Stadion pod Vrmcem
- Interactive map of Stadion pod Vrmcem
- Full name: Stadion pod Vrmcem
- Location: Kotor, Montenegro
- Coordinates: 42°25′13″N 18°45′54″E﻿ / ﻿42.420295°N 18.764979°E
- Owner: Municipality of Kotor
- Capacity: 425
- Surface: grass
- Field size: 110 x 70 m

Construction
- Built: 1922
- Renovated: 1960
- Expanded: 2004

Tenant
- FK Bokelj

= Stadion pod Vrmcem =

Football stadium in Kotor, Montenegro

Stadion Pod Vrmcem is a football stadium in Kotor, Montenegro. It is used mostly for football matches and is the home ground of FK Bokelj. The stadium holds 425 people.

==History==
The first football ground in Kotor was situated at Rakite suburb, near the Adriatic coast. At the same location, after 1945, a new ground was built. The stadium was renovated few times. It's situated near the beach in Bay of Kotor and it's the home ground of FK Bokelj. Except Bokelj's matches, at the Stadion pod Vrmcem, every year is playing final match of Nikša Bućin Cup, competition for Third League clubs from south Montenegro.

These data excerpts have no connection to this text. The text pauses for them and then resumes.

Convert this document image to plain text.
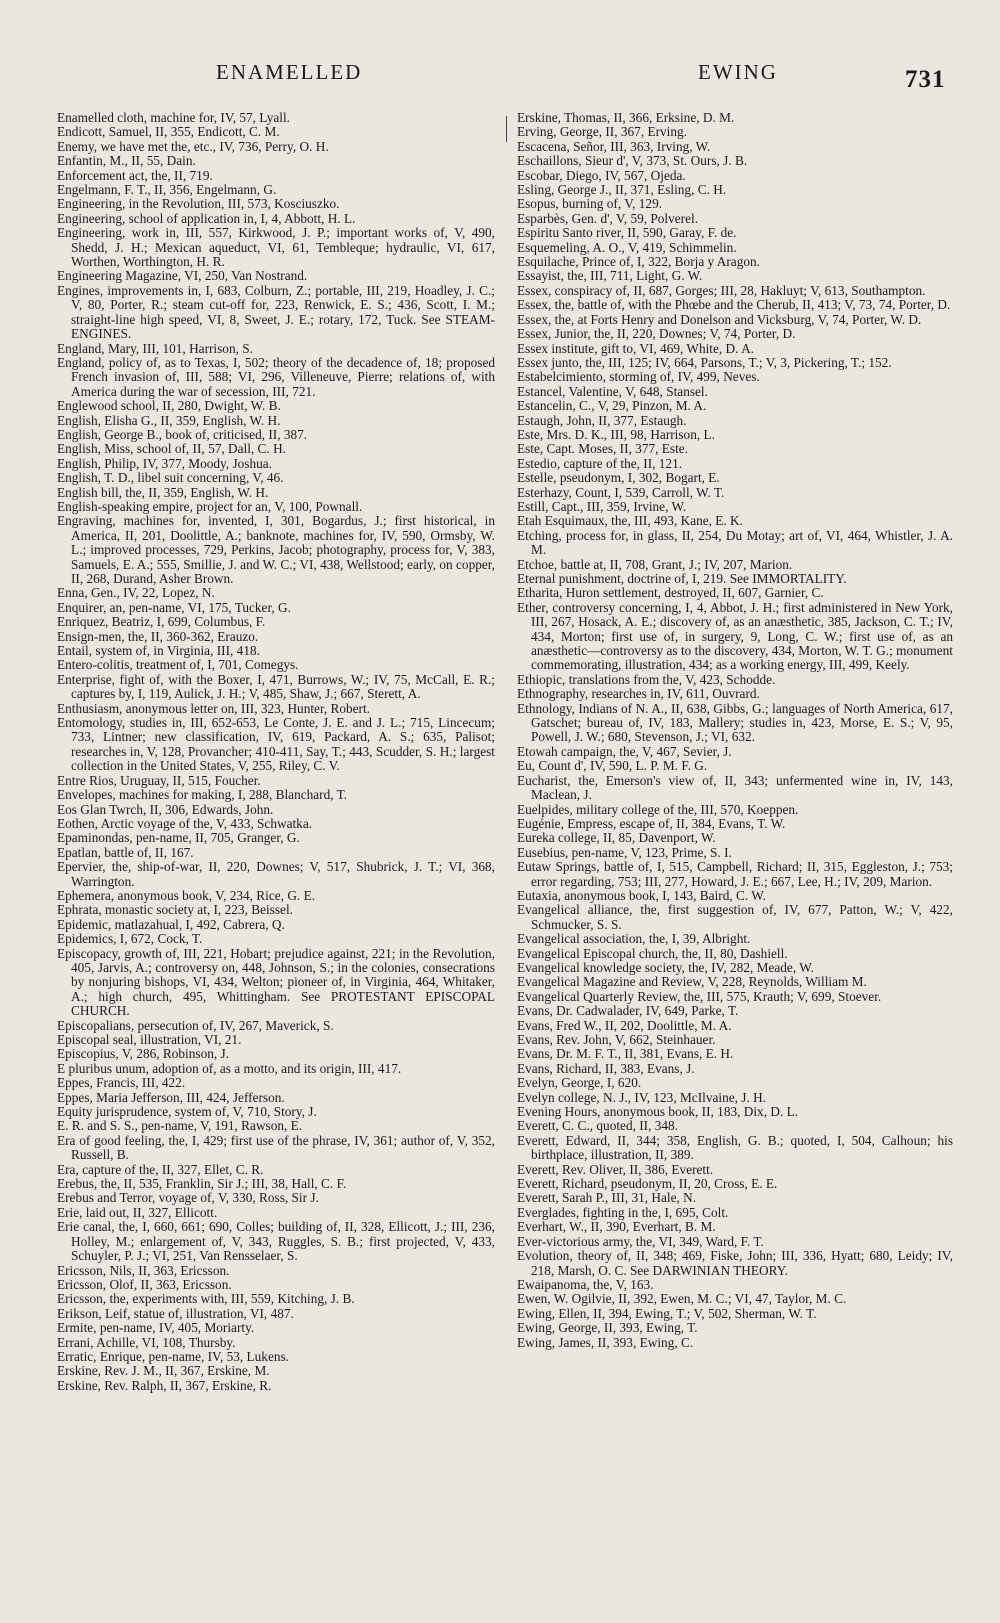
ENAMELLED	EWING	731

Enamelled cloth, machine for, IV, 57, Lyall.

Endicott, Samuel, II, 355, Endicott, C. M.

Enemy, we have met the, etc., IV, 736, Perry, O. H.

Enfantin, M., II, 55, Dain.

Enforcement act, the, II, 719.

Engelmann, F. T., II, 356, Engelmann, G.

Engineering, in the Revolution, III, 573, Kosciuszko.

Engineering, school of application in, I, 4, Abbott, H. L.

Engineering, work in, III, 557, Kirkwood, J. P.; important works of, V, 490, Shedd, J. H.; Mexican aqueduct, VI, 61, Tembleque; hydraulic, VI, 617, Worthen, Worthington, H. R.

Engineering Magazine, VI, 250, Van Nostrand.

Engines, improvements in, I, 683, Colburn, Z.; portable, III, 219, Hoadley, J. C.; V, 80, Porter, R.; steam cut-off for, 223, Renwick, E. S.; 436, Scott, I. M.; straight-line high speed, VI, 8, Sweet, J. E.; rotary, 172, Tuck. See STEAM-ENGINES.

England, Mary, III, 101, Harrison, S.

England, policy of, as to Texas, I, 502; theory of the decadence of, 18; proposed French invasion of, III, 588; VI, 296, Villeneuve, Pierre; relations of, with America during the war of secession, III, 721.

Englewood school, II, 280, Dwight, W. B.

English, Elisha G., II, 359, English, W. H.

English, George B., book of, criticised, II, 387.

English, Miss, school of, II, 57, Dall, C. H.

English, Philip, IV, 377, Moody, Joshua.

English, T. D., libel suit concerning, V, 46.

English bill, the, II, 359, English, W. H.

English-speaking empire, project for an, V, 100, Pownall.

Engraving, machines for, invented, I, 301, Bogardus, J.; first historical, in America, II, 201, Doolittle, A.; banknote, machines for, IV, 590, Ormsby, W. L.; improved processes, 729, Perkins, Jacob; photography, process for, V, 383, Samuels, E. A.; 555, Smillie, J. and W. C.; VI, 438, Wellstood; early, on copper, II, 268, Durand, Asher Brown.

Enna, Gen., IV, 22, Lopez, N.

Enquirer, an, pen-name, VI, 175, Tucker, G.

Enriquez, Beatriz, I, 699, Columbus, F.

Ensign-men, the, II, 360-362, Erauzo.

Entail, system of, in Virginia, III, 418.

Entero-colitis, treatment of, I, 701, Comegys.

Enterprise, fight of, with the Boxer, I, 471, Burrows, W.; IV, 75, McCall, E. R.; captures by, I, 119, Aulick, J. H.; V, 485, Shaw, J.; 667, Sterett, A.

Enthusiasm, anonymous letter on, III, 323, Hunter, Robert.

Entomology, studies in, III, 652-653, Le Conte, J. E. and J. L.; 715, Lincecum; 733, Lintner; new classification, IV, 619, Packard, A. S.; 635, Palisot; researches in, V, 128, Provancher; 410-411, Say, T.; 443, Scudder, S. H.; largest collection in the United States, V, 255, Riley, C. V.

Entre Rios, Uruguay, II, 515, Foucher.

Envelopes, machines for making, I, 288, Blanchard, T.

Eos Glan Twrch, II, 306, Edwards, John.

Eothen, Arctic voyage of the, V, 433, Schwatka.

Epaminondas, pen-name, II, 705, Granger, G.

Epatlan, battle of, II, 167.

Epervier, the, ship-of-war, II, 220, Downes; V, 517, Shubrick, J. T.; VI, 368, Warrington.

Ephemera, anonymous book, V, 234, Rice, G. E.

Ephrata, monastic society at, I, 223, Beissel.

Epidemic, matlazahual, I, 492, Cabrera, Q.

Epidemics, I, 672, Cock, T.

Episcopacy, growth of, III, 221, Hobart; prejudice against, 221; in the Revolution, 405, Jarvis, A.; controversy on, 448, Johnson, S.; in the colonies, consecrations by nonjuring bishops, VI, 434, Welton; pioneer of, in Virginia, 464, Whitaker, A.; high church, 495, Whittingham. See PROTESTANT EPISCOPAL CHURCH.

Episcopalians, persecution of, IV, 267, Maverick, S.

Episcopal seal, illustration, VI, 21.

Episcopius, V, 286, Robinson, J.

E pluribus unum, adoption of, as a motto, and its origin, III, 417.

Eppes, Francis, III, 422.

Eppes, Maria Jefferson, III, 424, Jefferson.

Equity jurisprudence, system of, V, 710, Story, J.

E. R. and S. S., pen-name, V, 191, Rawson, E.

Era of good feeling, the, I, 429; first use of the phrase, IV, 361; author of, V, 352, Russell, B.

Era, capture of the, II, 327, Ellet, C. R.

Erebus, the, II, 535, Franklin, Sir J.; III, 38, Hall, C. F.

Erebus and Terror, voyage of, V, 330, Ross, Sir J.

Erie, laid out, II, 327, Ellicott.

Erie canal, the, I, 660, 661; 690, Colles; building of, II, 328, Ellicott, J.; III, 236, Holley, M.; enlargement of, V, 343, Ruggles, S. B.; first projected, V, 433, Schuyler, P. J.; VI, 251, Van Rensselaer, S.

Ericsson, Nils, II, 363, Ericsson.

Ericsson, Olof, II, 363, Ericsson.

Ericsson, the, experiments with, III, 559, Kitching, J. B.

Erikson, Leif, statue of, illustration, VI, 487.

Ermite, pen-name, IV, 405, Moriarty.

Errani, Achille, VI, 108, Thursby.

Erratic, Enrique, pen-name, IV, 53, Lukens.

Erskine, Rev. J. M., II, 367, Erskine, M.

Erskine, Rev. Ralph, II, 367, Erskine, R.

Erskine, Thomas, II, 366, Erksine, D. M.

Erving, George, II, 367, Erving.

Escacena, Señor, III, 363, Irving, W.

Eschaillons, Sieur d', V, 373, St. Ours, J. B.

Escobar, Diego, IV, 567, Ojeda.

Esling, George J., II, 371, Esling, C. H.

Esopus, burning of, V, 129.

Esparbès, Gen. d', V, 59, Polverel.

Espiritu Santo river, II, 590, Garay, F. de.

Esquemeling, A. O., V, 419, Schimmelin.

Esquilache, Prince of, I, 322, Borja y Aragon.

Essayist, the, III, 711, Light, G. W.

Essex, conspiracy of, II, 687, Gorges; III, 28, Hakluyt; V, 613, Southampton.

Essex, the, battle of, with the Phœbe and the Cherub, II, 413; V, 73, 74, Porter, D.

Essex, the, at Forts Henry and Donelson and Vicksburg, V, 74, Porter, W. D.

Essex, Junior, the, II, 220, Downes; V, 74, Porter, D.

Essex institute, gift to, VI, 469, White, D. A.

Essex junto, the, III, 125; IV, 664, Parsons, T.; V, 3, Pickering, T.; 152.

Estabelcimiento, storming of, IV, 499, Neves.

Estancel, Valentine, V, 648, Stansel.

Estancelin, C., V, 29, Pinzon, M. A.

Estaugh, John, II, 377, Estaugh.

Este, Mrs. D. K., III, 98, Harrison, L.

Este, Capt. Moses, II, 377, Este.

Estedio, capture of the, II, 121.

Estelle, pseudonym, I, 302, Bogart, E.

Esterhazy, Count, I, 539, Carroll, W. T.

Estill, Capt., III, 359, Irvine, W.

Etah Esquimaux, the, III, 493, Kane, E. K.

Etching, process for, in glass, II, 254, Du Motay; art of, VI, 464, Whistler, J. A. M.

Etchoe, battle at, II, 708, Grant, J.; IV, 207, Marion.

Eternal punishment, doctrine of, I, 219. See IMMORTALITY.

Etharita, Huron settlement, destroyed, II, 607, Garnier, C.

Ether, controversy concerning, I, 4, Abbot, J. H.; first administered in New York, III, 267, Hosack, A. E.; discovery of, as an anæsthetic, 385, Jackson, C. T.; IV, 434, Morton; first use of, in surgery, 9, Long, C. W.; first use of, as an anæsthetic—controversy as to the discovery, 434, Morton, W. T. G.; monument commemorating, illustration, 434; as a working energy, III, 499, Keely.

Ethiopic, translations from the, V, 423, Schodde.

Ethnography, researches in, IV, 611, Ouvrard.

Ethnology, Indians of N. A., II, 638, Gibbs, G.; languages of North America, 617, Gatschet; bureau of, IV, 183, Mallery; studies in, 423, Morse, E. S.; V, 95, Powell, J. W.; 680, Stevenson, J.; VI, 632.

Etowah campaign, the, V, 467, Sevier, J.

Eu, Count d', IV, 590, L. P. M. F. G.

Eucharist, the, Emerson's view of, II, 343; unfermented wine in, IV, 143, Maclean, J.

Euelpides, military college of the, III, 570, Koeppen.

Eugénie, Empress, escape of, II, 384, Evans, T. W.

Eureka college, II, 85, Davenport, W.

Eusebius, pen-name, V, 123, Prime, S. I.

Eutaw Springs, battle of, I, 515, Campbell, Richard; II, 315, Eggleston, J.; 753; error regarding, 753; III, 277, Howard, J. E.; 667, Lee, H.; IV, 209, Marion.

Eutaxia, anonymous book, I, 143, Baird, C. W.

Evangelical alliance, the, first suggestion of, IV, 677, Patton, W.; V, 422, Schmucker, S. S.

Evangelical association, the, I, 39, Albright.

Evangelical Episcopal church, the, II, 80, Dashiell.

Evangelical knowledge society, the, IV, 282, Meade, W.

Evangelical Magazine and Review, V, 228, Reynolds, William M.

Evangelical Quarterly Review, the, III, 575, Krauth; V, 699, Stoever.

Evans, Dr. Cadwalader, IV, 649, Parke, T.

Evans, Fred W., II, 202, Doolittle, M. A.

Evans, Rev. John, V, 662, Steinhauer.

Evans, Dr. M. F. T., II, 381, Evans, E. H.

Evans, Richard, II, 383, Evans, J.

Evelyn, George, I, 620.

Evelyn college, N. J., IV, 123, McIlvaine, J. H.

Evening Hours, anonymous book, II, 183, Dix, D. L.

Everett, C. C., quoted, II, 348.

Everett, Edward, II, 344; 358, English, G. B.; quoted, I, 504, Calhoun; his birthplace, illustration, II, 389.

Everett, Rev. Oliver, II, 386, Everett.

Everett, Richard, pseudonym, II, 20, Cross, E. E.

Everett, Sarah P., III, 31, Hale, N.

Everglades, fighting in the, I, 695, Colt.

Everhart, W., II, 390, Everhart, B. M.

Ever-victorious army, the, VI, 349, Ward, F. T.

Evolution, theory of, II, 348; 469, Fiske, John; III, 336, Hyatt; 680, Leidy; IV, 218, Marsh, O. C. See DARWINIAN THEORY.

Ewaipanoma, the, V, 163.

Ewen, W. Ogilvie, II, 392, Ewen, M. C.; VI, 47, Taylor, M. C.

Ewing, Ellen, II, 394, Ewing, T.; V, 502, Sherman, W. T.

Ewing, George, II, 393, Ewing, T.

Ewing, James, II, 393, Ewing, C.
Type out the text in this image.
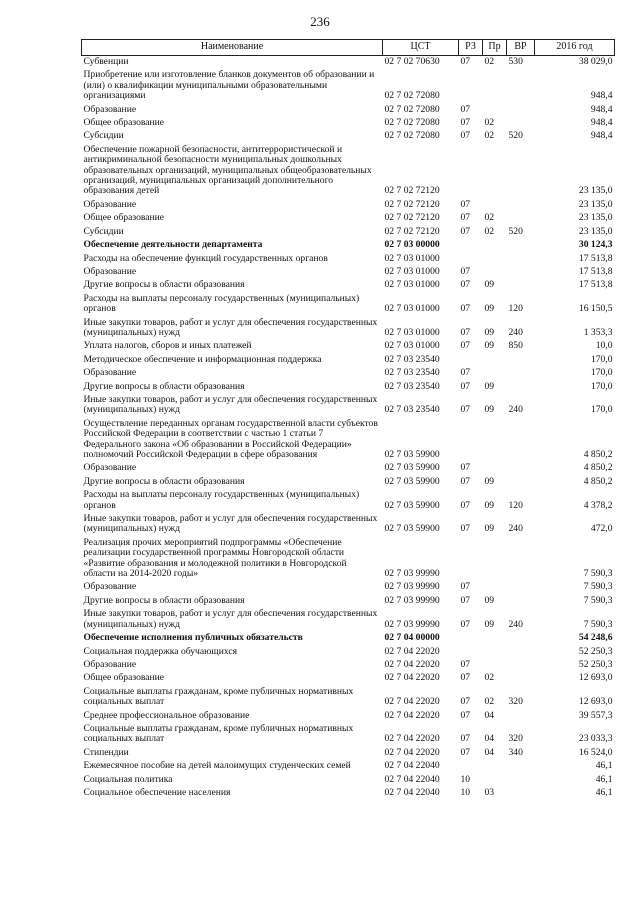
236
Наименование	ЦСТ	РЗ	Пр	ВР	2016 год
Субвенции	02 7 02 70630	07	02	530	38 029,0
Приобретение или изготовление бланков документов об образовании и (или) о квалификации муниципальными образовательными организациями	02 7 02 72080				948,4
Образование	02 7 02 72080	07			948,4
Общее образование	02 7 02 72080	07	02		948,4
Субсидии	02 7 02 72080	07	02	520	948,4
Обеспечение пожарной безопасности, антитеррористической и антикриминальной безопасности муниципальных дошкольных образовательных организаций, муниципальных общеобразовательных организаций, муниципальных организаций дополнительного образования детей	02 7 02 72120				23 135,0
Образование	02 7 02 72120	07			23 135,0
Общее образование	02 7 02 72120	07	02		23 135,0
Субсидии	02 7 02 72120	07	02	520	23 135,0
Обеспечение деятельности департамента	02 7 03 00000				30 124,3
Расходы на обеспечение функций государственных органов	02 7 03 01000				17 513,8
Образование	02 7 03 01000	07			17 513,8
Другие вопросы в области образования	02 7 03 01000	07	09		17 513,8
Расходы на выплаты персоналу государственных (муниципальных) органов	02 7 03 01000	07	09	120	16 150,5
Иные закупки товаров, работ и услуг для обеспечения государственных (муниципальных) нужд	02 7 03 01000	07	09	240	1 353,3
Уплата налогов, сборов и иных платежей	02 7 03 01000	07	09	850	10,0
Методическое обеспечение и информационная поддержка	02 7 03 23540				170,0
Образование	02 7 03 23540	07			170,0
Другие вопросы в области образования	02 7 03 23540	07	09		170,0
Иные закупки товаров, работ и услуг для обеспечения государственных (муниципальных) нужд	02 7 03 23540	07	09	240	170,0
Осуществление переданных органам государственной власти субъектов Российской Федерации в соответствии с частью 1 статьи 7 Федерального закона «Об образовании в Российской Федерации» полномочий Российской Федерации в сфере образования	02 7 03 59900				4 850,2
Образование	02 7 03 59900	07			4 850,2
Другие вопросы в области образования	02 7 03 59900	07	09		4 850,2
Расходы на выплаты персоналу государственных (муниципальных) органов	02 7 03 59900	07	09	120	4 378,2
Иные закупки товаров, работ и услуг для обеспечения государственных (муниципальных) нужд	02 7 03 59900	07	09	240	472,0
Реализация прочих мероприятий подпрограммы «Обеспечение реализации государственной программы Новгородской области «Развитие образования и молодежной политики в Новгородской области на 2014-2020 годы»	02 7 03 99990				7 590,3
Образование	02 7 03 99990	07			7 590,3
Другие вопросы в области образования	02 7 03 99990	07	09		7 590,3
Иные закупки товаров, работ и услуг для обеспечения государственных (муниципальных) нужд	02 7 03 99990	07	09	240	7 590,3
Обеспечение исполнения публичных обязательств	02 7 04 00000				54 248,6
Социальная поддержка обучающихся	02 7 04 22020				52 250,3
Образование	02 7 04 22020	07			52 250,3
Общее образование	02 7 04 22020	07	02		12 693,0
Социальные выплаты гражданам, кроме публичных нормативных социальных выплат	02 7 04 22020	07	02	320	12 693,0
Среднее профессиональное образование	02 7 04 22020	07	04		39 557,3
Социальные выплаты гражданам, кроме публичных нормативных социальных выплат	02 7 04 22020	07	04	320	23 033,3
Стипендии	02 7 04 22020	07	04	340	16 524,0
Ежемесячное пособие на детей малоимущих студенческих семей	02 7 04 22040				46,1
Социальная политика	02 7 04 22040	10			46,1
Социальное обеспечение населения	02 7 04 22040	10	03		46,1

The stadium has one stand, with a capacity of 425 seats.

==Pitch and conditions==
The pitch measures 110 x 70 meters. The stadium didn't met UEFA criteria for European competitions. In addition to the main field is an auxiliary field with artificial grass that is used for competitions in the junior categories.